How this skill works

Provide an example page URL and the skill computes semantic embeddings to locate related pages across its index. You can control result count, exclude the source domain, request summaries or structured fields, and choose compact output formats (toon, JSON with jq, or schemas + jq) to reduce token usage.

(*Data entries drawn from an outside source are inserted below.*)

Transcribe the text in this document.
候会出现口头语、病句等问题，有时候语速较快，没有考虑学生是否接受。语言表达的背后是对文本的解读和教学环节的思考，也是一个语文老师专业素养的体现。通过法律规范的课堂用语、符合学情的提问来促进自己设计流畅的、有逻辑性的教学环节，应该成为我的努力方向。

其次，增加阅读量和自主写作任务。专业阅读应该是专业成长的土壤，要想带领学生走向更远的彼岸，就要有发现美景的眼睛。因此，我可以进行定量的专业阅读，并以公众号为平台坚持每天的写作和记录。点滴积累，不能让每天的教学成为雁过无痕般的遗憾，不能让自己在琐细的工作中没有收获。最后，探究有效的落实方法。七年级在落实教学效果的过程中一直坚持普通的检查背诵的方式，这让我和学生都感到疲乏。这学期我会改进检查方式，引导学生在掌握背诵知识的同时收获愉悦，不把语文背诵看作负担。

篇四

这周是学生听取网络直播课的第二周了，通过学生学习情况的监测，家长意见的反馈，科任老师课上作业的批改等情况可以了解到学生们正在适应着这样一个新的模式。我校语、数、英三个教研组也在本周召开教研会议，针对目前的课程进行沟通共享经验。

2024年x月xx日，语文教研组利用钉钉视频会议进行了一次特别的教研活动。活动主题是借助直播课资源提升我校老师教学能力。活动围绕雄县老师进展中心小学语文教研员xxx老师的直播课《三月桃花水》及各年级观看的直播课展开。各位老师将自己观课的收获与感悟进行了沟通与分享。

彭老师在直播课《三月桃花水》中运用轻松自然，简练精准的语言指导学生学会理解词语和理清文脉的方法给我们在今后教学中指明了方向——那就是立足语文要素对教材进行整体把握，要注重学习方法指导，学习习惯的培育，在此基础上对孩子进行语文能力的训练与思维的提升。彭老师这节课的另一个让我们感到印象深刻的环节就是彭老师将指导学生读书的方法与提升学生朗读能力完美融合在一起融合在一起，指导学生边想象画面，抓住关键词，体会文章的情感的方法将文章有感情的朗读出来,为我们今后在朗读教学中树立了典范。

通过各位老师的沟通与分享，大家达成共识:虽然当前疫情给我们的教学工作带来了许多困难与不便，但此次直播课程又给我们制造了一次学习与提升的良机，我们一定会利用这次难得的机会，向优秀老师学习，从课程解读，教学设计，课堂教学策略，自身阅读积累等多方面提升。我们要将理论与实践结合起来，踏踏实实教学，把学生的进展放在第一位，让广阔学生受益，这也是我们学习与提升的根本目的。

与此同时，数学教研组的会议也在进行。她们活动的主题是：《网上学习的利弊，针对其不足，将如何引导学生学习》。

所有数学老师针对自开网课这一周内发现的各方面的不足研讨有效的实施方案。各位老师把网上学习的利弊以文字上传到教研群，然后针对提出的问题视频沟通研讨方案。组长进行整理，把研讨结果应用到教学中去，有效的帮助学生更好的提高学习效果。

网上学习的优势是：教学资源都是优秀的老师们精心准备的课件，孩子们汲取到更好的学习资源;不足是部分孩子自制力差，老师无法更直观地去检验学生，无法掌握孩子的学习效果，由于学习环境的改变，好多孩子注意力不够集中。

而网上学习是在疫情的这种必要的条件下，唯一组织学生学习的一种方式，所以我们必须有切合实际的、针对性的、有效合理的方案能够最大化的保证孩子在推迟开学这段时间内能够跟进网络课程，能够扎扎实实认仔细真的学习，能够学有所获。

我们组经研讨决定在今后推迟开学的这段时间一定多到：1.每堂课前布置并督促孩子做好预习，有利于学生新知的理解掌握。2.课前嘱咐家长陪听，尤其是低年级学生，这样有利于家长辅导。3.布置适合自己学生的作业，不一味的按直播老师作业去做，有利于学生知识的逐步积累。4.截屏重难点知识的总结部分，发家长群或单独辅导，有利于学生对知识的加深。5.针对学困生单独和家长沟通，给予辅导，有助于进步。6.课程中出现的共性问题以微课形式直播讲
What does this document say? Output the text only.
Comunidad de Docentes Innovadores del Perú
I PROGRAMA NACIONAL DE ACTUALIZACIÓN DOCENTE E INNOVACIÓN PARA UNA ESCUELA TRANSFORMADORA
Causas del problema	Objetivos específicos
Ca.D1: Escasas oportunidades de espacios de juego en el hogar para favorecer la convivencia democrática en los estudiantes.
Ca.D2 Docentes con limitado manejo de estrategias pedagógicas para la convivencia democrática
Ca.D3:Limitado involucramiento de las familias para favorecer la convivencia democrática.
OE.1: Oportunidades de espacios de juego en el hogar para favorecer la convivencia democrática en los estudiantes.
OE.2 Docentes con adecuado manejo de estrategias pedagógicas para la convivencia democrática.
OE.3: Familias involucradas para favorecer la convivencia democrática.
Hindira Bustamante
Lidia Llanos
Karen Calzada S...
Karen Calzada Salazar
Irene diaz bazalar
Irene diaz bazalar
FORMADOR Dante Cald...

Commands return searchable results with metadata and optional AI-generated summaries.

When to use it

You have one example page and want more pages with the same topic or style.
You need quick discovery of related research papers or news on the same subject.
You want to build curated reading lists or competitor monitoring from a seed URL.
You must extract consistent structured data (company, funding, author) across similar pages.
You need token-efficient output for downstream automation or pipelines.

Best practices

Pick one output strategy and stick with it: toon for reading, JSON+jq for field extraction, or schemas+jq for structured results.
Avoid the --text flag; prefer summaries or schemas to limit token usage.
Wrap summary schemas in an object with type: 'object' to satisfy API validation.
Use --num-results to limit returned items and reduce token cost.
Do not pipe toon output to jq; toon is YAML-like. Use JSON output if you intend to parse with jq.
Break complex shell workflows into sequential steps and avoid nested command substitutions.

Example use cases

Find news articles and blog posts similar to a high-traffic industry report for content planning.
Discover academic papers related to a known arXiv URL when preparing a literature review.
Extract funding amounts and company names from similar startup coverage using a summary schema piped to jq.
Create a daily watchlist of competitor pages similar to a flagship product page while excluding the source domain.
Quickly produce a compact human-readable list of three top similar pages using --output-format toon.

FAQ

Which output format should I choose?

Choose based on your workflow: use toon for compact human-readable output, JSON+jq for simple field extraction, or schemas+jq for validated structured data.

How do I keep token usage low?

Use summaries or summary schemas, limit results with --num-results, and avoid raw --text extraction. Prefer toon or JSON+jq patterns described above.